Throughout the course of this Learning 2.0 program we’ve explored just a small sampling of these new internet technologies and websites that are empowering users with the ability to create and share content. But given time there are so many more we could explore. Current estimates place the number of web 2.0 tools at somewhere between 300 & 500 with only a handful emerging as market dominators. And although time will only tell which of these new collaborative, social networking and information tools will remain on top, onething is for sure, they're not going to go away (at least anytime soon).
For this discovery exercise, participants are asked to select any site from this list of Web 2.0 Awards nominees and explore it. With so many to choose from, it might be handy to first select a category that interests you (like Books or Personal Organization) and then simply select a tool/site to explore. Be careful to select a tool that is Free and that doesn't require a plug-in or download. The majority of these free, so this shouldn’t be a problem.

Discovery Exercise:
  1. Select any site/tool from the list of Web 2.0 Awards nominees. (If you prefer to select from just the winners, here’s a link to the short list.)
  2. Explore the site you selected.1.
  3. Create a post about your discovery. What did you like or dislike about the tool? What were the site’s useful features? Could you see any applications for its use in a library setting?

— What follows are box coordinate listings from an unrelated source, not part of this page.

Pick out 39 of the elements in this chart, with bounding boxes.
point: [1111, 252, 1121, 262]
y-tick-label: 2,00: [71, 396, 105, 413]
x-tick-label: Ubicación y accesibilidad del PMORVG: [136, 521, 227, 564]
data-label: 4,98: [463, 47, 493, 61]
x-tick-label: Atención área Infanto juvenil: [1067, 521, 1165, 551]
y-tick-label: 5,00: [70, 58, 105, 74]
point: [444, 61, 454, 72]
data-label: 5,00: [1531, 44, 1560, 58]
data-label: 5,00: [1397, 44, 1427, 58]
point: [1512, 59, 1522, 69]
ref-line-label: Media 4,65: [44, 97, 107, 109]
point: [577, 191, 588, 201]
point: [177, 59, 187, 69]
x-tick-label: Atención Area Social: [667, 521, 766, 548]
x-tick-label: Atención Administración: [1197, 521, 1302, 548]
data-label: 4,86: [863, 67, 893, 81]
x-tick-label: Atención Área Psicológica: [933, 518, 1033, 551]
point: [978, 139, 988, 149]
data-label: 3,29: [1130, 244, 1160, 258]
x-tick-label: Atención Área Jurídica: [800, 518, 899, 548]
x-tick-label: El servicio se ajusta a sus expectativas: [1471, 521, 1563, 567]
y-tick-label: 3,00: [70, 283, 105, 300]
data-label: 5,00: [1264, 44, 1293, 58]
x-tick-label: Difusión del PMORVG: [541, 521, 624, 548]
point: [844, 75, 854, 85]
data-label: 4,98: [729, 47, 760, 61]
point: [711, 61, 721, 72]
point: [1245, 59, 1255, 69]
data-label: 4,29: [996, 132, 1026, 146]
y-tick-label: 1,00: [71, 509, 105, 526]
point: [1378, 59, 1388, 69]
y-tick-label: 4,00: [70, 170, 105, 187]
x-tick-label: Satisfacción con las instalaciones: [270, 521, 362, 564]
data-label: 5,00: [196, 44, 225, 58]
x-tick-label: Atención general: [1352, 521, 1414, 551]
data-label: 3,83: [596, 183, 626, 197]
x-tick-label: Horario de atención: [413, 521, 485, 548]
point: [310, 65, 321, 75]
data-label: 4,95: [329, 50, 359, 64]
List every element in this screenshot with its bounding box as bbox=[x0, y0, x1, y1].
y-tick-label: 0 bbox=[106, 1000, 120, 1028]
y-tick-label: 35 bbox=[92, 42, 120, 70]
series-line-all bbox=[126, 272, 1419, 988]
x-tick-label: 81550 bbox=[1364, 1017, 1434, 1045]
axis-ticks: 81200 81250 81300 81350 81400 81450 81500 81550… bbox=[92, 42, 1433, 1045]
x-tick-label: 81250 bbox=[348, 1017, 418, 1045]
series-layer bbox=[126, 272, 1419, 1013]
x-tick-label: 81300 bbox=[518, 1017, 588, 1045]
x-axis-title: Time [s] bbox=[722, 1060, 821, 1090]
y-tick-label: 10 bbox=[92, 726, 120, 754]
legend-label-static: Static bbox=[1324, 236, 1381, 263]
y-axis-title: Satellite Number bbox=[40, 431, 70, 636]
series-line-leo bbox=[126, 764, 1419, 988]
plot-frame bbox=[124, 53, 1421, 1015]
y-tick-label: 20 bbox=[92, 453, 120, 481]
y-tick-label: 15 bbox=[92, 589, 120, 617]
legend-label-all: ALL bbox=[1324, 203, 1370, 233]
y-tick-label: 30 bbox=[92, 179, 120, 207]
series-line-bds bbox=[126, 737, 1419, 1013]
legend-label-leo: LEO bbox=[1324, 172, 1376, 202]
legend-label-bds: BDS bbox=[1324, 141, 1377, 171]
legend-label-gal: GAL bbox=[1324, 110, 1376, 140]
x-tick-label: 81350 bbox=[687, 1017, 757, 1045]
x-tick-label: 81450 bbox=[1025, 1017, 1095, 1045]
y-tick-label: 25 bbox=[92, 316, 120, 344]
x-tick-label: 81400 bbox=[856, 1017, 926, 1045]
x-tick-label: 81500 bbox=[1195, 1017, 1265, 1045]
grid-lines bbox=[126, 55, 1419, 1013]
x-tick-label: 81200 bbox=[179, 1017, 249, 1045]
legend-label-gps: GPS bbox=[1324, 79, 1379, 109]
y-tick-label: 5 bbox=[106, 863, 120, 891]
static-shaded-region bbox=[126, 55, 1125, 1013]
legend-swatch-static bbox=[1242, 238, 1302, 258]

Web 2.0 – with so much to explore, just start with ONE. :)

Friday, March 02, 2007

Thing 18: Web-based Apps: They're not just for desktops

The availability and use of online productivity web-based applications (think word processing and spreadsheets) has exploded over the past two years and for good reasons! These powerful applications provide users with the ability to create and share documents over the internet without the need of installed desktop applications. Some experts speculate that this emerging trend may mean the death to Microsoft Office and other software-based productivity tools, while others think web-based applications have their place, but not in the office. But no matter which side of the office suite platform you side with, on this both sides seem to agree; web-based apps have their place.
One large benefit to web-based applications it that they eliminate the need to worry about different software versions or file types as you email documents or move from PC to PC. Another bonus is that they easy accommodate collaboration by allowing multiple users to edit the same file (with versioning) and provide users the ability to easily save and convert documents as multiple file types (including HTML and pdf). And, you can even use many of these tools, such as Zoho Writer and Google Docs* (formerly known as Writely) to author and publish posts to your blog. It’s this type of integration with other web 2.0 tools that also makes web-based apps so appealing.
For this discovery exercise, participants are asked to take a look at a web-based word processing tool called Zoho Writer, create a simple document and then document your discoveries in your blog. If you're up to the challenge, you might even export your document as an HTML file or publish it through Zoho to your blog.
Discovery Resources:
Discovery Exercise:
  1. Create a free account for yourself in Zoho Writer.
  2. Explore the site and create a few test documents of two.
  3. Try out Zoho Writer’s features and create a blog post about your discoveries.

Optional: If you're up for the challenge, try using Zoho’s "publish" options to post to your blog.

* Note: You can also explore Google Docs (formerly known as Writely), Google's online word processer, as an option for this exercise. On Oct 11th, Google relaunched Writely (which it acquired in Spring 2006) as Google Docs.